Heuristic:Apache Flink Bin Packing Complexity Guard
| Knowledge Sources | |
|---|---|
| Domains | Optimization, File_Compaction |
| Last Updated | 2026-02-09 13:00 GMT |
Overview
Performance guard in the file compaction bin packing algorithm that caps the active bin count at 10 to prevent O(n^2) algorithmic complexity.
Description
The `BinPacking.pack()` method in the file compaction pipeline uses a first-fit-decreasing approach to group small files into compaction units that approximate a target file size. For each incoming file, the algorithm scans all open bins to find one with enough remaining capacity. Without a bound on the number of active bins, this linear scan across all bins for every new item creates O(n * m) complexity where n is items and m is bins. In the worst case (many items that don't fit existing bins), this degrades to O(n^2).

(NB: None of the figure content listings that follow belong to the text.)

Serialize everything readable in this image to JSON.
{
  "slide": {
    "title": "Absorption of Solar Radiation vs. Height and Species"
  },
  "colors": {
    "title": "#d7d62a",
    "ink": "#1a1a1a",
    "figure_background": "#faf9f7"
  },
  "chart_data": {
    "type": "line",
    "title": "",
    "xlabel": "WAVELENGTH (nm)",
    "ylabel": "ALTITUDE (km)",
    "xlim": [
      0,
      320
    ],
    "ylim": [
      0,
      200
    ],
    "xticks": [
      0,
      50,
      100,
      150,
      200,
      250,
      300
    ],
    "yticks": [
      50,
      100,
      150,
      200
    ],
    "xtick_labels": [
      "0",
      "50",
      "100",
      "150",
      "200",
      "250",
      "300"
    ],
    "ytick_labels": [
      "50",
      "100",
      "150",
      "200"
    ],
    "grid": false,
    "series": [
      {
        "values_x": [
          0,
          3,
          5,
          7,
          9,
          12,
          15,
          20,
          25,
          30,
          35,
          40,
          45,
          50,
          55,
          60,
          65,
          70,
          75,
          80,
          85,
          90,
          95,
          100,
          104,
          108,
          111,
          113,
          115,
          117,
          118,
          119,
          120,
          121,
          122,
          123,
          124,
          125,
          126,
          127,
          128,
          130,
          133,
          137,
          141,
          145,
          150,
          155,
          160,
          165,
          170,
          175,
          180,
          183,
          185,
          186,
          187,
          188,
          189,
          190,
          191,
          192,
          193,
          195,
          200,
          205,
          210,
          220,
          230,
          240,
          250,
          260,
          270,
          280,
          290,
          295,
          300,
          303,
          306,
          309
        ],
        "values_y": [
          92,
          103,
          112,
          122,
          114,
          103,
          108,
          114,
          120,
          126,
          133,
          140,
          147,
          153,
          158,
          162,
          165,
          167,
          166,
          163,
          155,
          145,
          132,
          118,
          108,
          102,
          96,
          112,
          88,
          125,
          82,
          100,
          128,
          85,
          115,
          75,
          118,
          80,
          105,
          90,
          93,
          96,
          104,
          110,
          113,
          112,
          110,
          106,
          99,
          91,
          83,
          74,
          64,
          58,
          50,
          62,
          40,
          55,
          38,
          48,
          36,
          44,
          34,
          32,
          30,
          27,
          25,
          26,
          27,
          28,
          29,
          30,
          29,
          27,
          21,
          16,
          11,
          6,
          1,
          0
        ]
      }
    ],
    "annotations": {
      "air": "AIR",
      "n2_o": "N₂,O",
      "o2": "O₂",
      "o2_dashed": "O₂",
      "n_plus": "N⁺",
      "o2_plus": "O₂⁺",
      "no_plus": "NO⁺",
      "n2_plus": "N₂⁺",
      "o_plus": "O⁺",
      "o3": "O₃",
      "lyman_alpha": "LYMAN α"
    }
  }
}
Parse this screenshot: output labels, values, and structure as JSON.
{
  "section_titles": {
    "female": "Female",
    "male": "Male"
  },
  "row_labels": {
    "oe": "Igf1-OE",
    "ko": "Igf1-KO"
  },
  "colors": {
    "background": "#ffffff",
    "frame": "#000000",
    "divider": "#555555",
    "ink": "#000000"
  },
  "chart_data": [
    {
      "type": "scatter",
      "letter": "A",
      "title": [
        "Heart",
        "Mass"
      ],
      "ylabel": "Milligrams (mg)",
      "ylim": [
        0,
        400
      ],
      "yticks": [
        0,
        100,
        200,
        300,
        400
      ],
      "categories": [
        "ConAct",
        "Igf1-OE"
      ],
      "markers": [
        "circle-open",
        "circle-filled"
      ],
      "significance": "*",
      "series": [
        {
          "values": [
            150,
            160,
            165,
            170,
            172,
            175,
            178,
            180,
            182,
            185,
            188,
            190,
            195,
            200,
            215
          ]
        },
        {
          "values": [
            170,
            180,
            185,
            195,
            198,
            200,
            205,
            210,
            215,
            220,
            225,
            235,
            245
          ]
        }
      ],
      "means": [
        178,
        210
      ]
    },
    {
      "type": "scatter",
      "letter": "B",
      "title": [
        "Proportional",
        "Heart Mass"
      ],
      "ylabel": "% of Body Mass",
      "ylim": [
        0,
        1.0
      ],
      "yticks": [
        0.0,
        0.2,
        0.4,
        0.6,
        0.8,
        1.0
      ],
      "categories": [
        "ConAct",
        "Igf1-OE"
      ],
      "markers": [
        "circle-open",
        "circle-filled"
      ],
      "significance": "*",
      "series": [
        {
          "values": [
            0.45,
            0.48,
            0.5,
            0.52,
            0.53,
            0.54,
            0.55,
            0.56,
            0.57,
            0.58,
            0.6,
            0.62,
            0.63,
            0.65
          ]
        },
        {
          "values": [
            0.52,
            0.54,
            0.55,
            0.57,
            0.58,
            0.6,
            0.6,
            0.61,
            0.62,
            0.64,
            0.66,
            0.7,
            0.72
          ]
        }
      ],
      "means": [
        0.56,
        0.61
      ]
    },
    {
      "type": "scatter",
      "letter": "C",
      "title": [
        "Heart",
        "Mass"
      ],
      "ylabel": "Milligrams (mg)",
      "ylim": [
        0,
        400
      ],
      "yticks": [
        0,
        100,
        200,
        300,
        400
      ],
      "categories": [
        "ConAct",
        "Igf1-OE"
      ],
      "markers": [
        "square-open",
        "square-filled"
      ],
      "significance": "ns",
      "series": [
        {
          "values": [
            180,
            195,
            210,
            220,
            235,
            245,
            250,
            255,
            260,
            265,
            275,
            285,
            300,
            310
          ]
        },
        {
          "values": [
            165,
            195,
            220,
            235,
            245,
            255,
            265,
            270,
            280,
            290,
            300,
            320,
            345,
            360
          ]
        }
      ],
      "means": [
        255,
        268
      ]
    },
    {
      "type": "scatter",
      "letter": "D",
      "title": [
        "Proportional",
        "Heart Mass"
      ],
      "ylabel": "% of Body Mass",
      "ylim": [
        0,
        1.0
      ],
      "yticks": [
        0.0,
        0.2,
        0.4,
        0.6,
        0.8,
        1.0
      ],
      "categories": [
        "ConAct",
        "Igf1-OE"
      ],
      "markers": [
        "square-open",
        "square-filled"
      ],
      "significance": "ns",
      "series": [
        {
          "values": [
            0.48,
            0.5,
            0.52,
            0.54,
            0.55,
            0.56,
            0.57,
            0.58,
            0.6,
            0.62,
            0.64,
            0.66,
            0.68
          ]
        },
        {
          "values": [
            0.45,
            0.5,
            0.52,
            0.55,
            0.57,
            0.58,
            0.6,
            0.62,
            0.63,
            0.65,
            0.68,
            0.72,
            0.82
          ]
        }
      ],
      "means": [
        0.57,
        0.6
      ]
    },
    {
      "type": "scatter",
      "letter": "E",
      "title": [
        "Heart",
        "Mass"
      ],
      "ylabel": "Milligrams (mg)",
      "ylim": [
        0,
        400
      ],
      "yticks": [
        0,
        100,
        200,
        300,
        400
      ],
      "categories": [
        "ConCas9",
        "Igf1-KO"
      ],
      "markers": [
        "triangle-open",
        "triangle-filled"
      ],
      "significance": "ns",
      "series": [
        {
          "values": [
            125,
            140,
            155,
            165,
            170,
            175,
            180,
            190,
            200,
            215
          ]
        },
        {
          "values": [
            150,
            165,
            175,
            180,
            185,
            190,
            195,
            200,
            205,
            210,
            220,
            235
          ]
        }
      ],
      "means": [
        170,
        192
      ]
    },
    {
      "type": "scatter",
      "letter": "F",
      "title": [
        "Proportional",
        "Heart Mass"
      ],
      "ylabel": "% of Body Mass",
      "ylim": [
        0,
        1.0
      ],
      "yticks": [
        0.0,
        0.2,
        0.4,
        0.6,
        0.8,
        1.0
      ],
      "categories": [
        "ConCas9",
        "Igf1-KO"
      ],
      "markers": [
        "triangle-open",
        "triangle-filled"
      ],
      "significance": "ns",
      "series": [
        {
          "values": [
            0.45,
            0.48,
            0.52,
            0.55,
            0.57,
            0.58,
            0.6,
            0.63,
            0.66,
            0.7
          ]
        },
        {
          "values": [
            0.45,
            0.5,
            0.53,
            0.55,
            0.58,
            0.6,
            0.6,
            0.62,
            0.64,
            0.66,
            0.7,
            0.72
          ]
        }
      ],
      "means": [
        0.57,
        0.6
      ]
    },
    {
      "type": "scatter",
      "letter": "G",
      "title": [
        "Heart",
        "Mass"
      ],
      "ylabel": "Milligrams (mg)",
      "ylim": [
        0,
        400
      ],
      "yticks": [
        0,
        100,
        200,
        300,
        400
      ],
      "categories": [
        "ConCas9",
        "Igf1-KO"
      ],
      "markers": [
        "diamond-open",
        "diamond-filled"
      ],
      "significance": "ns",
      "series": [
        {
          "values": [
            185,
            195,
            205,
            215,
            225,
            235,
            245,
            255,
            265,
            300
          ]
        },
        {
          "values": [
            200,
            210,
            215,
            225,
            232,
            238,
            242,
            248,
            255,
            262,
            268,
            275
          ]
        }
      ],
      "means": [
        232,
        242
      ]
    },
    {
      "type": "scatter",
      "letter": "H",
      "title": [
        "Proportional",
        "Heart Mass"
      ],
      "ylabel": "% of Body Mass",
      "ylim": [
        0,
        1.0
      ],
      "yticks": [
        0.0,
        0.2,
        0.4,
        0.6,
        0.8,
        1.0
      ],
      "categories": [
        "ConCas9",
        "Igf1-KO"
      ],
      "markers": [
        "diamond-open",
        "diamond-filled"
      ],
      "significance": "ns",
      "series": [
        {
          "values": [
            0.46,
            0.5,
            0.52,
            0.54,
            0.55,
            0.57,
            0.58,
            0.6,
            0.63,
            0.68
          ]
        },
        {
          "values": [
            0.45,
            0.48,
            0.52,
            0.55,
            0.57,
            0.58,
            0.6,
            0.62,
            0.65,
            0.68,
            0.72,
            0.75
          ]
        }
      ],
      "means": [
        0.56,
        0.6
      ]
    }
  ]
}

The heuristic caps the number of active bins at 10. When the bin count exceeds 10, the oldest bin is immediately committed (removed from the active set and added to the output), regardless of whether it is optimally packed. This guarantees constant-time bin searching per item in steady state.
Usage
This heuristic applies automatically within the file compaction pipeline whenever `FileCompactStrategy` triggers compaction and files need to be grouped into compaction requests. It is relevant when the number of small files per bucket is large (e.g., high-frequency checkpointing produces many small part files).
The Insight (Rule of Thumb)
- Action: When the number of active bins exceeds 10 during file packing, immediately commit the oldest bin.
- Value: Hard-coded threshold of 10 active bins.
- Trade-off: Suboptimal packing quality at scale (oldest bin may have remaining capacity) in exchange for guaranteed linear time complexity.
Reasoning
In the steady state of a streaming file sink with frequent checkpoints, the compaction coordinator may need to pack hundreds or thousands of small files per bucket. A pure first-fit algorithm with unbounded bins would spend O(n) time per item scanning all bins, leading to O(n^2) total time for n items. By capping active bins at 10, the per-item scan is bounded at 10 iterations, making the total algorithm O(n).
The value of 10 was chosen as a balance: it is large enough to provide reasonable packing quality (items have 10 candidate bins to fit into) while small enough to keep the scan cost negligible. In practice, the suboptimal packing from early bin eviction has minimal impact because the compaction target size means most bins fill up naturally within a few items.
Code Evidence
From `flink-connectors/flink-connector-files/src/main/java/org/apache/flink/connector/file/table/BinPacking.java:34-58`:
public static <T> List<List<T>> pack(
Iterable<T> items, Function<T, Long> weightFunc, long targetWeight) {
List<List<T>> packed = new ArrayList<>();
Deque<Bin<T>> bins = new LinkedList<>();
for (T item : items) {
long weight = weightFunc.apply(item);
Bin<T> bin = findBin(bins, weight);
if (bin != null) {
bin.add(item, weight);
} else {
bin = new Bin<>(targetWeight);
bin.add(item, weight);
bins.addLast(bin);
// avoid n * n algorithm complexity
if (bins.size() > 10) {
packed.add(bins.removeFirst().items());
}
}
}
bins.forEach(bin -> packed.add(bin.items));
return packed;
}
The `findBin` method performs a linear scan from `BinPacking.java:61-68`:
private static <T> Bin<T> findBin(Iterable<Bin<T>> bins, long weight) {
for (Bin<T> bin : bins) {
if (bin.canAdd(weight)) {
return bin;
}
}
return null;
}